CMLC Introduces New Conservation Story Series

Wednesday, December 14, 2011

Late last week Peter Barr from the Carolina Mountain Land Conservancy sent me an email alerting me to a new feature on the CMLC website. Mr. Barr has recently published a series of conservation stories on the website.

In this new series you can read tales of the people who lived on North Carolina's conserved lands, the struggles and rewards their families experienced, and the fascinating and sometimes bizarre occurrences that tied them to the mountains. Peter's hope is that through these stories, the history of these special places will be preserved just like the land itself. Moreover, readers will have the opportunity to discover the heritage of the people who call these lands home.

CMLC’s protected lands possess an abundance of amazing natural features: waterfalls, scenic vistas, and striking biodiversity, to name only a few. All of these wonderful resources are highly visible to those who visit them, yet they reveal the value of the land only on its surface. Every tract has a story. Every mountain carries echoes of the past.

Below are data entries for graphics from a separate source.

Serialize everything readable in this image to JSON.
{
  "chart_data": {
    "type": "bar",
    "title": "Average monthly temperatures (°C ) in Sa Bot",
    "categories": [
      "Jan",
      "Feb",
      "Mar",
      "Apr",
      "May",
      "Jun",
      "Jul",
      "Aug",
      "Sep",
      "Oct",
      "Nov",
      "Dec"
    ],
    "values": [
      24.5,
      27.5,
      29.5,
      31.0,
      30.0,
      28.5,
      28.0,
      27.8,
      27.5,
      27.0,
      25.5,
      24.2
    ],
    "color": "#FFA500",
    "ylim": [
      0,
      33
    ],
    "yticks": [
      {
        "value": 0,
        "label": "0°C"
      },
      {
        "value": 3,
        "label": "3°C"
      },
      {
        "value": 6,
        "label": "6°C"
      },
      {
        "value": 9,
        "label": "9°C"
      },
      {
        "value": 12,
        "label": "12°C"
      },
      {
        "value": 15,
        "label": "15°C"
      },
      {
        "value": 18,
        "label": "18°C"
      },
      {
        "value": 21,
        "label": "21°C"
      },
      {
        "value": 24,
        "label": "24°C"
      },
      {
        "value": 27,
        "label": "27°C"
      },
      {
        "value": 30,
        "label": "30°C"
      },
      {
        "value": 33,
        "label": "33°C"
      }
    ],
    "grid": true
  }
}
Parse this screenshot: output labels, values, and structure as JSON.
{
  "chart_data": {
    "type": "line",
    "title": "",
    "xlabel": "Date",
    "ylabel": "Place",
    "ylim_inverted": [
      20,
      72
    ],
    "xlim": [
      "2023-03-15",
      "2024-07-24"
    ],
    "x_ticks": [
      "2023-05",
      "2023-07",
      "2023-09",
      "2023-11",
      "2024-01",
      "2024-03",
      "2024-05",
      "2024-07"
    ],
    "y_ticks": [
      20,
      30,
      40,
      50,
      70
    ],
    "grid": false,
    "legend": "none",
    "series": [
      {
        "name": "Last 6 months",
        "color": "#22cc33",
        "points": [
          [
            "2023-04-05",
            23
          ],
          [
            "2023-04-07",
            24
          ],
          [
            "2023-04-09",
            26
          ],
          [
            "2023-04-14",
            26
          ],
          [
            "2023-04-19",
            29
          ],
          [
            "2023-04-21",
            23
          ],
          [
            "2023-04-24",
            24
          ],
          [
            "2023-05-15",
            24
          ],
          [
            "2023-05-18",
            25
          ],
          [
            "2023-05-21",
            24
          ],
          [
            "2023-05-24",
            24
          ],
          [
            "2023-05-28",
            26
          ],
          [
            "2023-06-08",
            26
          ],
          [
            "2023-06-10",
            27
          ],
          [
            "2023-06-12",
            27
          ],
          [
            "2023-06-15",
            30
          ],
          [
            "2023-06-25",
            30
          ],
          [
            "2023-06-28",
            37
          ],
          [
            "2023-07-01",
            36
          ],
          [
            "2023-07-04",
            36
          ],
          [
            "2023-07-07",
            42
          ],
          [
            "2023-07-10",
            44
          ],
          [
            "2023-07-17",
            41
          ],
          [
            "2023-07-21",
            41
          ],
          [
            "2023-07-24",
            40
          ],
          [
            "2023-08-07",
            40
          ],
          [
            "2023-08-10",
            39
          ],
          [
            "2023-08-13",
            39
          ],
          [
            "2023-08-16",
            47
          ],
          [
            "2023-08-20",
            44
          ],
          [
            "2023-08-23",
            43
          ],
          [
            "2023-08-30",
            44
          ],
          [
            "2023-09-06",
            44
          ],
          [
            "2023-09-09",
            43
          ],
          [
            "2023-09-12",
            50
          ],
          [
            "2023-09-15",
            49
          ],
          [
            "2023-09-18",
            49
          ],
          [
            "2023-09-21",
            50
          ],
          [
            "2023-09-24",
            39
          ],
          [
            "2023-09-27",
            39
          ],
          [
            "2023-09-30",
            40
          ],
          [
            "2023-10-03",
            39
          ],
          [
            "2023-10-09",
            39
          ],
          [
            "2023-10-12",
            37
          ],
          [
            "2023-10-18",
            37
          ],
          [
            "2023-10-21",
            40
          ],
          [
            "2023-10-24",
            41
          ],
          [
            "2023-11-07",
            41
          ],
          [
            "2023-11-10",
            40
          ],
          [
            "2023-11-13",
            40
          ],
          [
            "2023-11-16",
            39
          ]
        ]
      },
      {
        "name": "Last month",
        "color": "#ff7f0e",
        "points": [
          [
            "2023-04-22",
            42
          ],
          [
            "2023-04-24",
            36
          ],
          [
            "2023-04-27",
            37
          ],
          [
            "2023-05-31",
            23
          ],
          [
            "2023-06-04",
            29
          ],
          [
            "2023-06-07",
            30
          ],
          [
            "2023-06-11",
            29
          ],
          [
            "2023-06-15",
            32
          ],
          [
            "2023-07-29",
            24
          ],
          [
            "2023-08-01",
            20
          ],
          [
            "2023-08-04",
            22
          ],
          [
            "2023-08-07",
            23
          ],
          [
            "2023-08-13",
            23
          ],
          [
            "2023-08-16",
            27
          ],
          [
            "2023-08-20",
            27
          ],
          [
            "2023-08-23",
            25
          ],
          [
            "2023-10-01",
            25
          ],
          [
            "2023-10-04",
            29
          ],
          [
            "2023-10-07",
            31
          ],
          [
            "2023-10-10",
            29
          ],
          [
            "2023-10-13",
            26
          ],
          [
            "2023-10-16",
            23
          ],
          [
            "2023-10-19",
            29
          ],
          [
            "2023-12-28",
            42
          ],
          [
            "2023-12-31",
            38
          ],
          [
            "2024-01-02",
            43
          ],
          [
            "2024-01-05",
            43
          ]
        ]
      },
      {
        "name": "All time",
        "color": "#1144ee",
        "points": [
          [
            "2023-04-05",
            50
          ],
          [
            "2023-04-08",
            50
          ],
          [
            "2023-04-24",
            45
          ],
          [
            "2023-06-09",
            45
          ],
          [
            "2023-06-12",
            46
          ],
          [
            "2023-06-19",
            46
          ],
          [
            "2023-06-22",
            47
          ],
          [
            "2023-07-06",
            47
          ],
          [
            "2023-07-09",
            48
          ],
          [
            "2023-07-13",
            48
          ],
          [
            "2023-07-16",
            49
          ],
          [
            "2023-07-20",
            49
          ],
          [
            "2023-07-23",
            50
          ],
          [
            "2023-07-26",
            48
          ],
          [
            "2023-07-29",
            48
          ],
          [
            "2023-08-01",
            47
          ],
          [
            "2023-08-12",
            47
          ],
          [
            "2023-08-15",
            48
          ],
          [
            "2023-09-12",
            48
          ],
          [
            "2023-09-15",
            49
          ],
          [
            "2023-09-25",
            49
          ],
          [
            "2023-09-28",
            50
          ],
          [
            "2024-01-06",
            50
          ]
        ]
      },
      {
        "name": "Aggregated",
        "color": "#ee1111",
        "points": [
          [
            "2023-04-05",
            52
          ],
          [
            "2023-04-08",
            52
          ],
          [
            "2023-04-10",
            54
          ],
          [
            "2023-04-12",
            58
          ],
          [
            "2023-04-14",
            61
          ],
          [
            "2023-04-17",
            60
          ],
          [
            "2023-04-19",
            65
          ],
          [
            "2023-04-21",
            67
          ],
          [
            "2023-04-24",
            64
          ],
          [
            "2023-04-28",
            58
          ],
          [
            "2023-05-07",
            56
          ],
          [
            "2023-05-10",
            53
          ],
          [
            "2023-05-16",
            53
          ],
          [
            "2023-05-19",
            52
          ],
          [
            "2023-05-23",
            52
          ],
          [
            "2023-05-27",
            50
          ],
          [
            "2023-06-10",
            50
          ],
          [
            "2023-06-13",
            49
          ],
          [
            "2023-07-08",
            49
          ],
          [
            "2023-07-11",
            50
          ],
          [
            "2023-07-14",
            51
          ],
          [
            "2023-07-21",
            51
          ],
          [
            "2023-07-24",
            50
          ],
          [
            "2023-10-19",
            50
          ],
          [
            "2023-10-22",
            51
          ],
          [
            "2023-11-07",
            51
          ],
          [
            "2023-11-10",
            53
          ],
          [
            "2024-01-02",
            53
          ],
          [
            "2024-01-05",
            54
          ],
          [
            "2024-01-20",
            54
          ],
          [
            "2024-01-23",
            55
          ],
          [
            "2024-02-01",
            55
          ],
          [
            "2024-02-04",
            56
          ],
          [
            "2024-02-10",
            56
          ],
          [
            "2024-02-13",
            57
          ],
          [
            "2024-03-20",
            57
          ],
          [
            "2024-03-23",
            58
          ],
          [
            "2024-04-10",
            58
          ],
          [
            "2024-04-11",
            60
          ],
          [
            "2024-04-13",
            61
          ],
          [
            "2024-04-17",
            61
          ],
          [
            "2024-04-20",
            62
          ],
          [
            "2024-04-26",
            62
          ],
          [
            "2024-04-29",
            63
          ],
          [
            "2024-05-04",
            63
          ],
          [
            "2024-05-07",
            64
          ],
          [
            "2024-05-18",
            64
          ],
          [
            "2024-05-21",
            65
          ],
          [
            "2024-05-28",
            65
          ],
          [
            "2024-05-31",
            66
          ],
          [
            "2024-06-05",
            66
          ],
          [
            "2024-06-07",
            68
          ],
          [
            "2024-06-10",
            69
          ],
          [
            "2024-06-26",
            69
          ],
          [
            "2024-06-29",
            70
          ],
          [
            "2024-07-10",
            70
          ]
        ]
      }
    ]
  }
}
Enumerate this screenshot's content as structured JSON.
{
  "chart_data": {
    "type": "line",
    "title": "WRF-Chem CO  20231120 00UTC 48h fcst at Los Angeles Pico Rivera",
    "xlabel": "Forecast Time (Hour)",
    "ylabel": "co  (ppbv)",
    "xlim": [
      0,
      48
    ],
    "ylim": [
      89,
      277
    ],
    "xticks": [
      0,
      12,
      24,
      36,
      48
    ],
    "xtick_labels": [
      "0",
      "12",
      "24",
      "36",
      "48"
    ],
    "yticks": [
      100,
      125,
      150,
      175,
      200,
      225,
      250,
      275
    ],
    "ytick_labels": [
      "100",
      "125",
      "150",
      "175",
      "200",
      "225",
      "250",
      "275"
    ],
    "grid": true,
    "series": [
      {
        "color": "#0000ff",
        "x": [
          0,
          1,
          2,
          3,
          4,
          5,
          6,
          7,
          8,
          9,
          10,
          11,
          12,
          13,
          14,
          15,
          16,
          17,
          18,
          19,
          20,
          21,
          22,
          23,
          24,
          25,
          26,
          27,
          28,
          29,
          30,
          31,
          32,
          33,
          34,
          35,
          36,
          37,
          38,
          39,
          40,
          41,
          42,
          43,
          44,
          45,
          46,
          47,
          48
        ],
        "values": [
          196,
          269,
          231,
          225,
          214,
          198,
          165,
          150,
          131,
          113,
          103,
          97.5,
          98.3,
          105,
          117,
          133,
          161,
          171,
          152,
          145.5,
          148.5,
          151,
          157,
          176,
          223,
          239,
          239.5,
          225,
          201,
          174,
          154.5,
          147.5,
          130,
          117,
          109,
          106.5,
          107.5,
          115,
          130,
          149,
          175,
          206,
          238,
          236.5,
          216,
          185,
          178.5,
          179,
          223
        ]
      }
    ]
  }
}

Nearly 400 acres of forest, farms, and natural lands are lost to unplanned development every day in North Carolina. In addition to the loss of their natural character, equally tragic is the loss of their histories and stories—elements that make up the core of our region’s heritage and influence our values. Those who have lived amongst our mountains, worked their soils, and explored their rugged slopes have bestowed as much identity to them as the animals that roam the forests or the water that flows in their streams. CMLC is not simply conserving land, but also the timeless stories that they hold.

Peter already has several stories published, and plans to add new installments on a regular basis that will tell the stories behind CMLC’s more than 20,000 acres of protected lands in western North Carolina. You can read those stories here.

Peter Barr is CMLC’s Trails & Outreach Coordinator. He is the author of two hiking and historical guidebooks: Hiking North Carolina’s Lookout Towers and the forthcoming Hiking the Southeast’s Highest Peaks. He has also written for Blue Ridge Outdoors, Smoky Mountains News, and Lookout Network. An avid hiker, Peter has reached the summit of every southern Appalachian peak exceeding an elevation of 5,000 feet as well as hiked all 900 miles of trails in the Great Smoky Mountains National Park. In 2010, he thru-hiked the 2,181 mile Appalachian Trail from Georgia to Maine.